= Sugar Shuffle =

1975 song performed by Lynsey de Paul

"Sugar Shuffle" is a song written by Lynsey de Paul and Barry Blue. It first appeared as the lead-in track on de Paul's album Love Bomb as an ethereal, chilled and dreamy song about nightlife and dating. AllMusic rated "Sugar Shuffle" as one of de Paul's song highlights. Musician and music critic Bob Stanley wrote in The Guardian, "Sugar Shuffle is an especially gorgeous, woozy mid-70s confection, fit to sit at the table with Liverpool Express's You Are My Love".

Although never released as a single in de Paul's UK home market, it was released in edited form as a single in the US, where it was play-listed by radio stations such as KBBC-Phenix and in Japan, where it was backed by the song "Dreams". In the US, de Paul version received positive reviews in Record World ("This English chart vet has racked up an admirable string of hits back home, but
her soft sound should appeal to many
tastes here as well.") and Cashbox. Most recently it was played on Flaneur Radio: MacArthur Park and France's Radio Nova, played by Bill Brewster.

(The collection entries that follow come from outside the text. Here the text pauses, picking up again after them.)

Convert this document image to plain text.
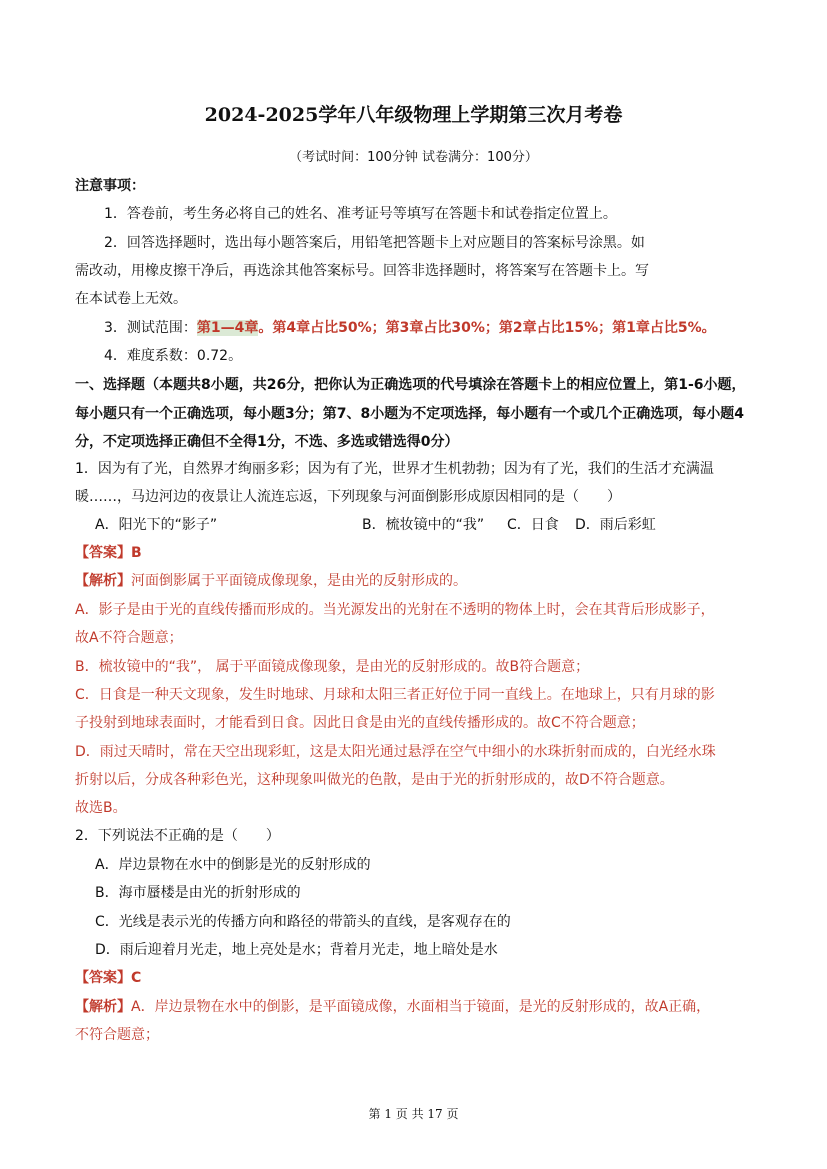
2024-2025学年八年级物理上学期第三次月考卷
（考试时间：100分钟 试卷满分：100分）
注意事项：
1．答卷前，考生务必将自己的姓名、准考证号等填写在答题卡和试卷指定位置上。
2．回答选择题时，选出每小题答案后，用铅笔把答题卡上对应题目的答案标号涂黑。如
需改动，用橡皮擦干净后，再选涂其他答案标号。回答非选择题时，将答案写在答题卡上。写
在本试卷上无效。
3．测试范围：第1—4章。第4章占比50%；第3章占比30%；第2章占比15%；第1章占比5%。
4．难度系数：0.72。
一、选择题（本题共8小题，共26分，把你认为正确选项的代号填涂在答题卡上的相应位置上，第1-6小题，
每小题只有一个正确选项，每小题3分；第7、8小题为不定项选择，每小题有一个或几个正确选项，每小题4
分，不定项选择正确但不全得1分，不选、多选或错选得0分）
1．因为有了光，自然界才绚丽多彩；因为有了光，世界才生机勃勃；因为有了光，我们的生活才充满温
暖……，马边河边的夜景让人流连忘返，下列现象与河面倒影形成原因相同的是（　　）
A．阳光下的“影子”	B．梳妆镜中的“我” C．日食 D．雨后彩虹
【答案】B
【解析】河面倒影属于平面镜成像现象，是由光的反射形成的。
A．影子是由于光的直线传播而形成的。当光源发出的光射在不透明的物体上时，会在其背后形成影子，
故A不符合题意；
B．梳妆镜中的“我”， 属于平面镜成像现象，是由光的反射形成的。故B符合题意；
C．日食是一种天文现象，发生时地球、月球和太阳三者正好位于同一直线上。在地球上，只有月球的影
子投射到地球表面时，才能看到日食。因此日食是由光的直线传播形成的。故C不符合题意；
D．雨过天晴时，常在天空出现彩虹，这是太阳光通过悬浮在空气中细小的水珠折射而成的，白光经水珠
折射以后，分成各种彩色光，这种现象叫做光的色散，是由于光的折射形成的，故D不符合题意。
故选B。
2．下列说法不正确的是（　　）
A．岸边景物在水中的倒影是光的反射形成的
B．海市蜃楼是由光的折射形成的
C．光线是表示光的传播方向和路径的带箭头的直线，是客观存在的
D．雨后迎着月光走，地上亮处是水；背着月光走，地上暗处是水
【答案】C
【解析】A．岸边景物在水中的倒影，是平面镜成像，水面相当于镜面，是光的反射形成的，故A正确，
不符合题意；
第 1 页 共 17 页
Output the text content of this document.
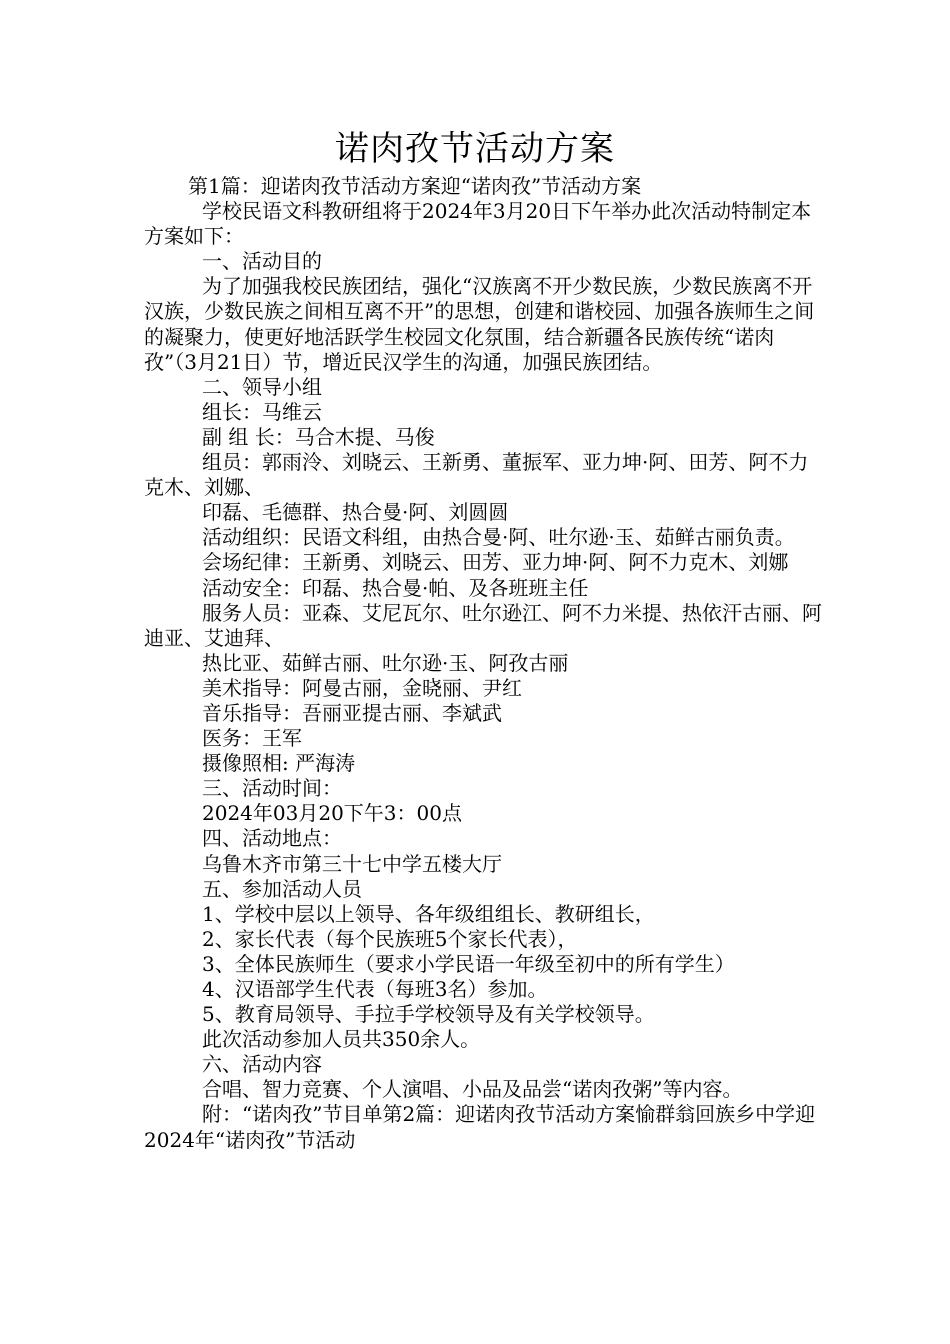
诺肉孜节活动方案

第1篇：迎诺肉孜节活动方案迎“诺肉孜”节活动方案

学校民语文科教研组将于2024年3月20日下午举办此次活动特制定本方案如下：

一、活动目的

为了加强我校民族团结，强化“汉族离不开少数民族，少数民族离不开汉族，少数民族之间相互离不开”的思想，创建和谐校园、加强各族师生之间的凝聚力，使更好地活跃学生校园文化氛围，结合新疆各民族传统“诺肉孜”（3月21日）节，增近民汉学生的沟通，加强民族团结。

二、领导小组

组长：马维云

副 组 长：马合木提、马俊

组员：郭雨泠、刘晓云、王新勇、董振军、亚力坤·阿、田芳、阿不力克木、刘娜、

印磊、毛德群、热合曼·阿、刘圆圆

活动组织：民语文科组，由热合曼·阿、吐尔逊·玉、茹鲜古丽负责。

会场纪律：王新勇、刘晓云、田芳、亚力坤·阿、阿不力克木、刘娜

活动安全：印磊、热合曼·帕、及各班班主任

服务人员：亚森、艾尼瓦尔、吐尔逊江、阿不力米提、热依汗古丽、阿迪亚、艾迪拜、

热比亚、茹鲜古丽、吐尔逊·玉、阿孜古丽

美术指导：阿曼古丽，金晓丽、尹红

音乐指导：吾丽亚提古丽、李斌武

医务：王军

摄像照相: 严海涛

三、活动时间：

2024年03月20下午3：00点

四、活动地点：

乌鲁木齐市第三十七中学五楼大厅

五、参加活动人员

1、学校中层以上领导、各年级组组长、教研组长，

2、家长代表（每个民族班5个家长代表），

3、全体民族师生（要求小学民语一年级至初中的所有学生）

4、汉语部学生代表（每班3名）参加。

5、教育局领导、手拉手学校领导及有关学校领导。

此次活动参加人员共350余人。

六、活动内容

合唱、智力竞赛、个人演唱、小品及品尝“诺肉孜粥”等内容。

附：“诺肉孜”节目单第2篇：迎诺肉孜节活动方案愉群翁回族乡中学迎2024年“诺肉孜”节活动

An updated cover version of the song was released on the 1984 album Cryptograph by the Japanese artist Asami Kobayashi (小林麻美). This version had lyrics by Kobayshi and Yumi Matsutoya. It received the "Best Album" award at the 26th Annual Japan Record Awards (Nihon Record Taisho) and reached the top 10 in the Japanese album chart in 1984. The album was ranked #40 in the 1984 Japanese year end chart. The song was also included on Kobayashi's "Best Collection" album, released in 1986.

The song was released on CD in the US as a track on the Renaissance Records release of Love Bomb in 2010. A remastered version of the de Paul version of the song was finally released on CD on her 2013 compilation CD Into My Music. The song is also a track on the 2020 album, Bob Stanley presents 76 in the Shade, with Martin Ruddock highlighting it as one of the standout tracks, writing in his review of the album "The poolside cool of Lynsey De Paul’s sedate Sugar Shuffle". The album entered the Dutch compilations chart at No. 23 and reached No. 78 on the UK Official Compilations Chart in September 2020.